Faced with the prospect of losing a seat that the GOP has held for the past 33 years and the further thinning of their ranks in Congress, Republican committees and their conservative allies have poured more than $1 million into an effort to turn the race for Louisiana's 6th Congressional District into a referendum on Obama, the Democratic front-runner for the White House.
And this Baton Rouge-based district's ad war, which is being fought largely on policy positions, is softball compared with the high and tight pitches Republicans are throwing in northern Mississippi. With a surprisingly competitive House special election there set for May 13, Republicans are running ads showing the Democratic candidate with Obama; his former pastor, the Rev. Jeremiah A. Wright Jr.; and outtakes from Wright's controversial sermons.
Having shed their belief that Sen. Hillary Rodham Clinton (N.Y.) would be the bigger drag on down-ticket Democrats in the fall, congressional Republicans are field-testing a potential general-election strategy that pins Democratic candidates to Obama. It comes just as Wright reclaimed the national spotlight this week with a series of controversial appearances, sparking new questions about how white working-class voters will respond to Obama's candidacy.
If their strategy succeeds here in the Deep South over the next 10 days, GOP strategists expect to take it nationwide. "We like the way that's unfolding," Rep.
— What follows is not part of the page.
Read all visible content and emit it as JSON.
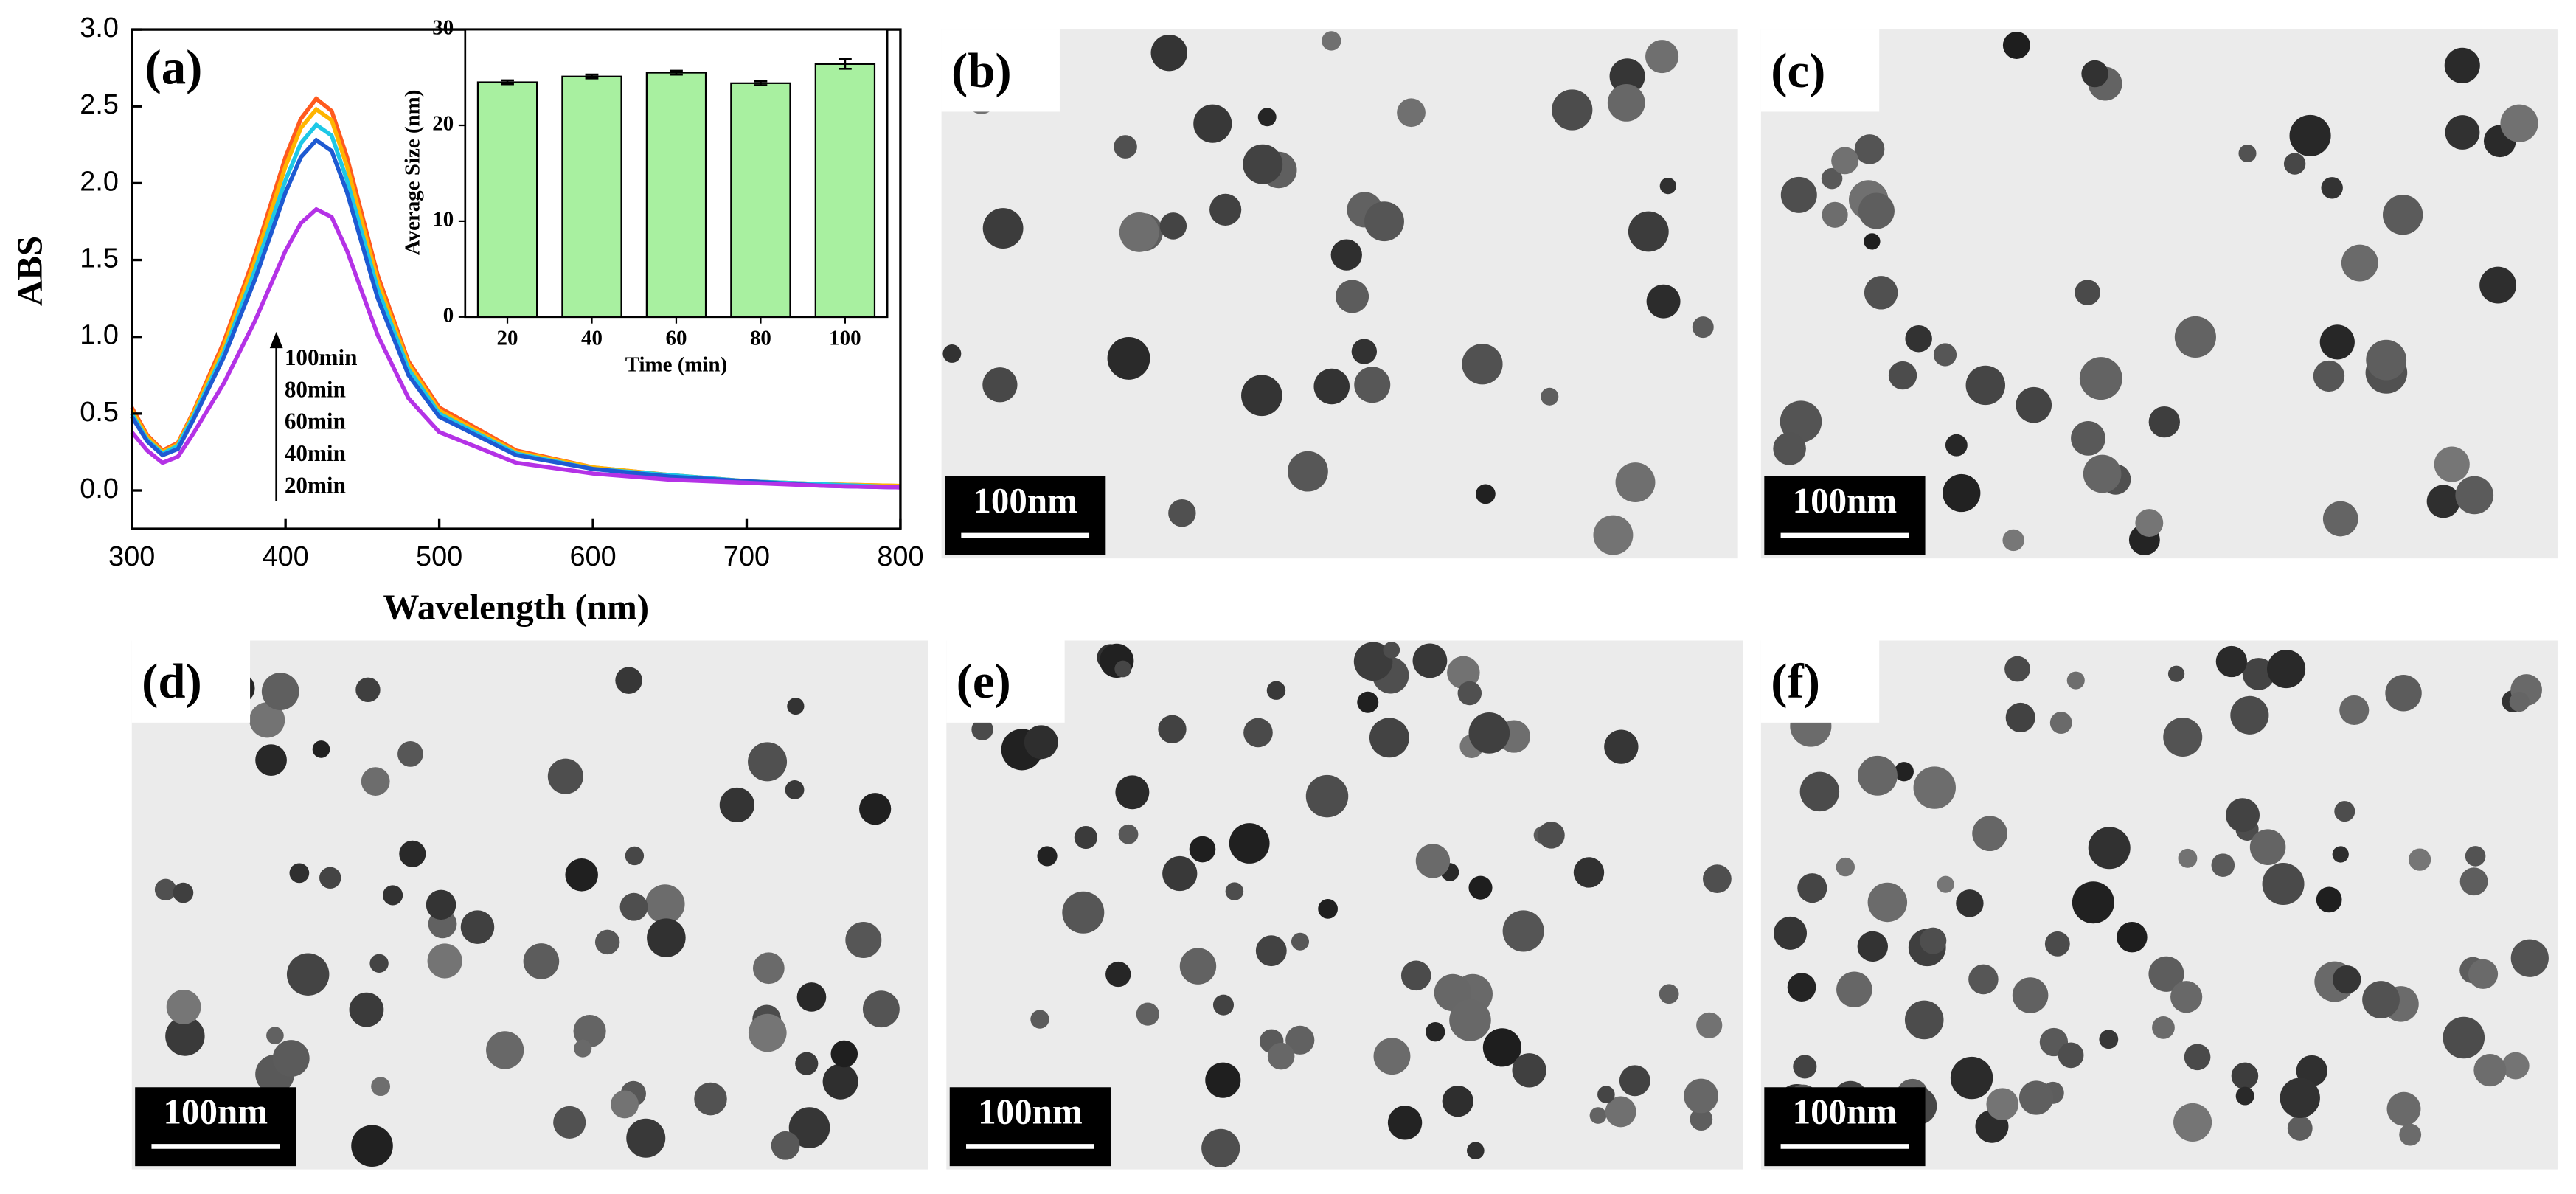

Tom Cole (Okla.), chairman of the National Republican Congressional Committee, told reporters this week, adding that he would like to see races become debates about broad, "national" issues this year.
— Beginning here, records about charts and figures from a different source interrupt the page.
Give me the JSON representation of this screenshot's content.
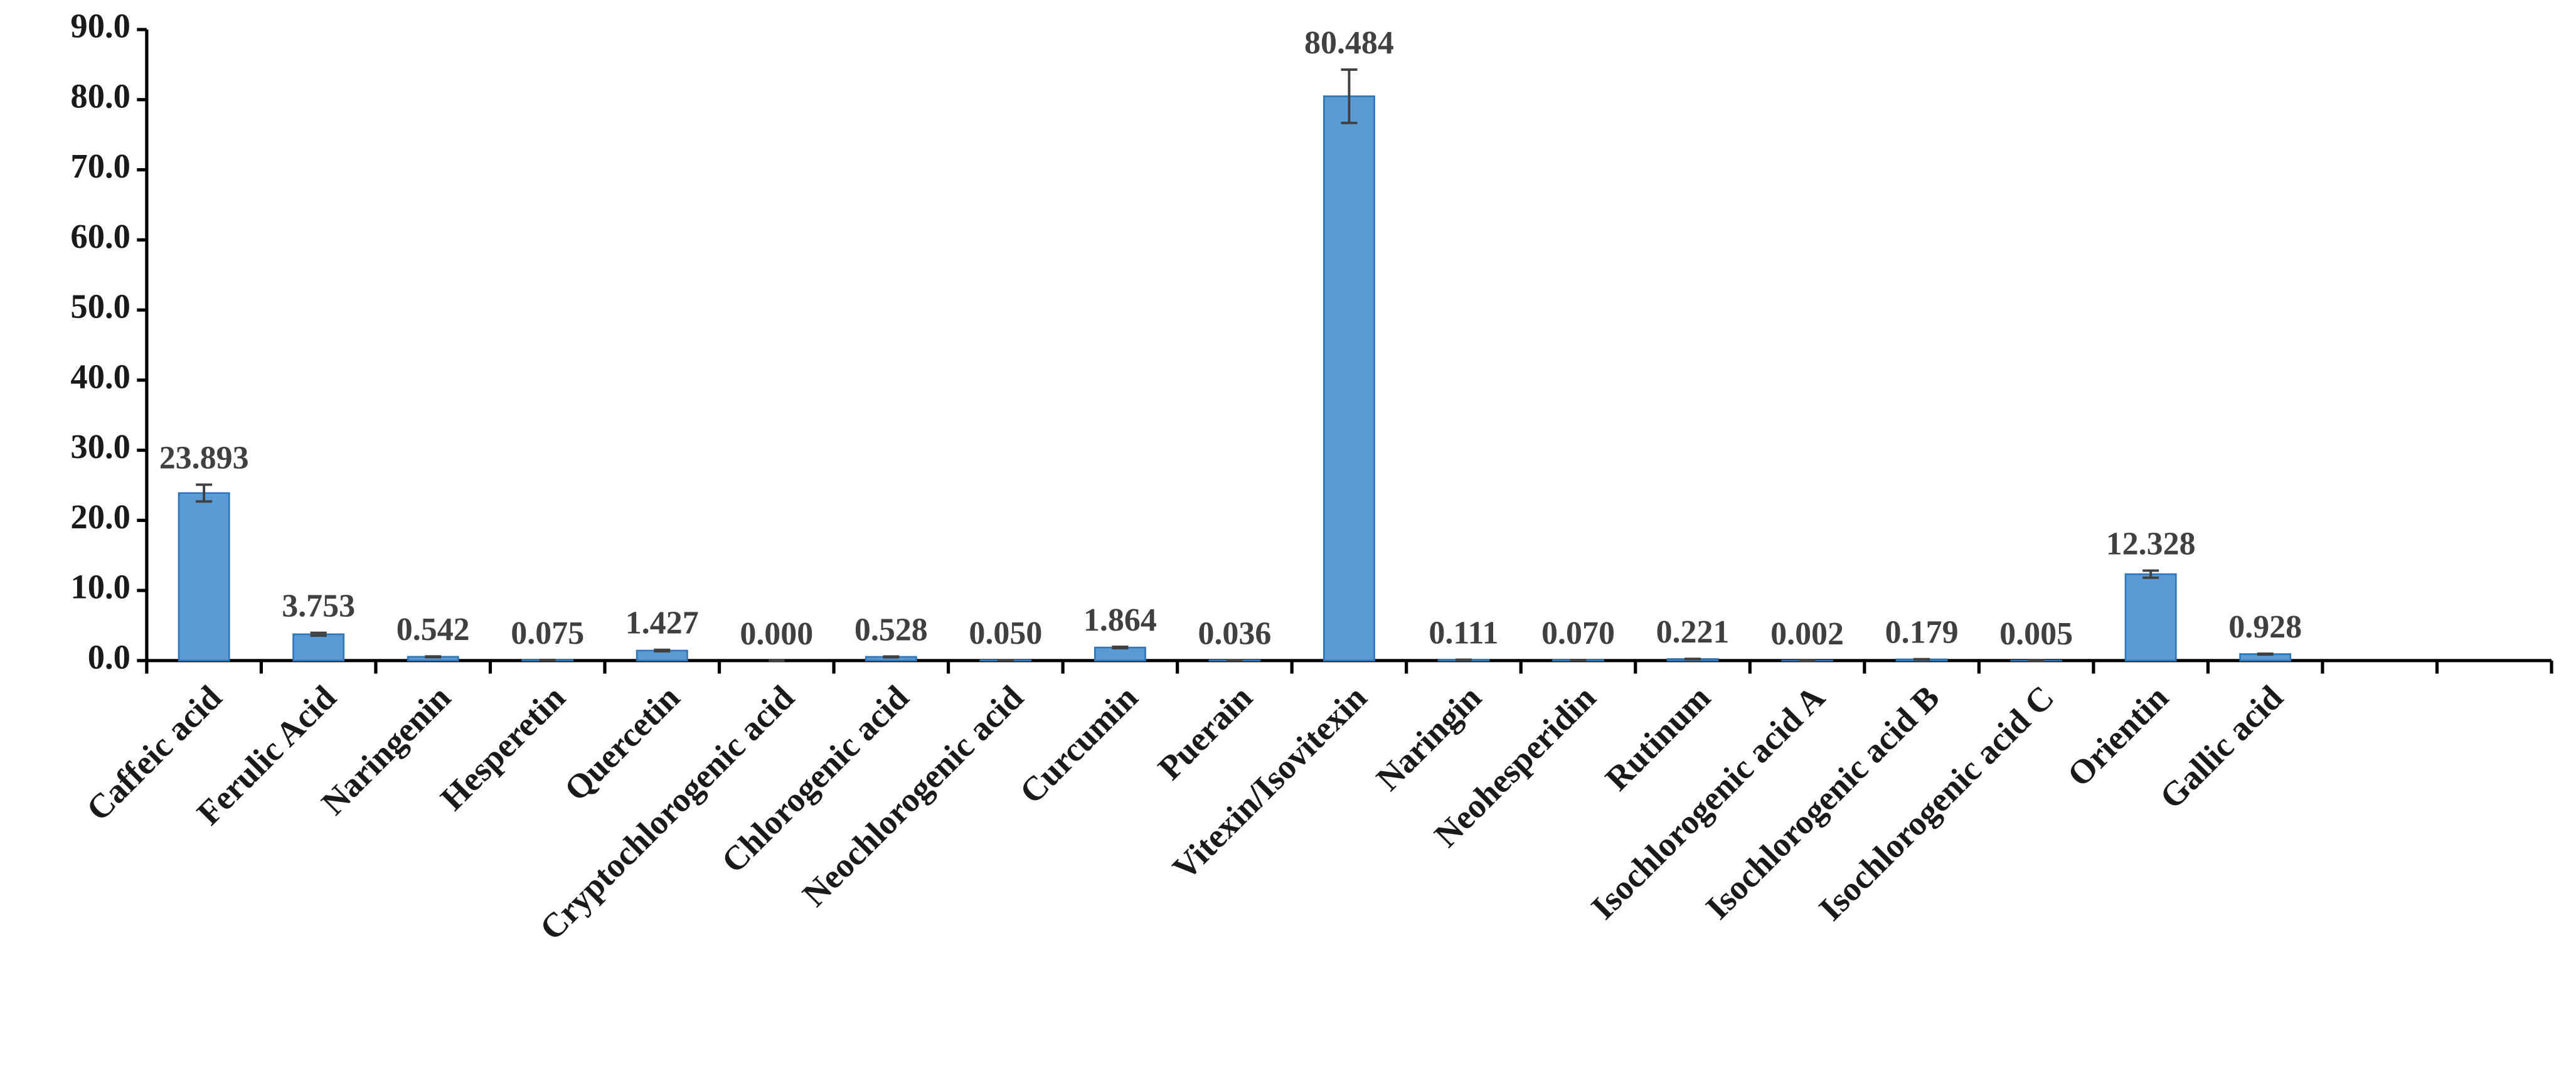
{
  "chart_data": {
    "type": "bar",
    "categories": [
      "Caffeic acid",
      "Ferulic Acid",
      "Naringenin",
      "Hesperetin",
      "Quercetin",
      "Cryptochlorogenic acid",
      "Chlorogenic acid",
      "Neochlorogenic acid",
      "Curcumin",
      "Puerain",
      "Vitexin/Isovitexin",
      "Naringin",
      "Neohesperidin",
      "Rutinum",
      "Isochlorogenic acid A",
      "Isochlorogenic acid B",
      "Isochlorogenic acid C",
      "Orientin",
      "Gallic acid",
      null,
      null
    ],
    "values": [
      23.893,
      3.753,
      0.542,
      0.075,
      1.427,
      0,
      0.528,
      0.05,
      1.864,
      0.036,
      80.484,
      0.111,
      0.07,
      0.221,
      0.002,
      0.179,
      0.005,
      12.328,
      0.928,
      null,
      null
    ],
    "value_labels": [
      "23.893",
      "3.753",
      "0.542",
      "0.075",
      "1.427",
      "0.000",
      "0.528",
      "0.050",
      "1.864",
      "0.036",
      "80.484",
      "0.111",
      "0.070",
      "0.221",
      "0.002",
      "0.179",
      "0.005",
      "12.328",
      "0.928",
      null,
      null
    ],
    "errors": [
      1.2,
      0.2,
      0.05,
      0.01,
      0.1,
      0,
      0.05,
      0.01,
      0.1,
      0.01,
      3.8,
      0.01,
      0.01,
      0.02,
      0,
      0.02,
      0,
      0.5,
      0.05,
      null,
      null
    ],
    "color": "#5b9bd5",
    "ylim": [
      0,
      90
    ],
    "yticks": [
      {
        "value": 0,
        "label": "0.0"
      },
      {
        "value": 10,
        "label": "10.0"
      },
      {
        "value": 20,
        "label": "20.0"
      },
      {
        "value": 30,
        "label": "30.0"
      },
      {
        "value": 40,
        "label": "40.0"
      },
      {
        "value": 50,
        "label": "50.0"
      },
      {
        "value": 60,
        "label": "60.0"
      },
      {
        "value": 70,
        "label": "70.0"
      },
      {
        "value": 80,
        "label": "80.0"
      },
      {
        "value": 90,
        "label": "90.0"
      }
    ],
    "grid": false
  }
}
One of the NRCC ads in the Baton Rouge market suggested that "a vote for Cazayoux is a vote for Obama." Another 30-second spot asked simply: "Is Obama right for Louisiana? . . . You decide."
Obama's backers on Capitol Hill are watching anxiously, hoping Democratic victories in Louisiana and Mississippi will blunt Clinton's argument to uncommitted superdelegates that she would be a stronger general-election candidate.
"It'll be very interesting to see how people react to these kind of subtle, or not so subtle, quasi-racial appeals," said Rep. Melvin Watt (D-N.C.), a former chairman of the Congressional Black Caucus and an Obama supporter.
The anti-Obama ads have put their targets on the defensive. In Mississippi, Democratic candidate Travis Childers, a county court official, launched his own ads saying he had never accepted Obama's endorsement and had never met him.
And at a senior citizens center outside Baton Rouge on Thursday, Cazayoux (pronounced caz-you) was confronted mainly by questions about the "Tax You" ad. He offered a lengthy explanation about state budget crunches early in the decade that forced tax increases to maintain funding for Medicaid and education programs. Then he quickly moved on, working the room and shaking hands.
"I know presidential politics is on everybody's mind, but I have really focused on my campaign. I've got to get elected," Cazayoux said in an interview afterward.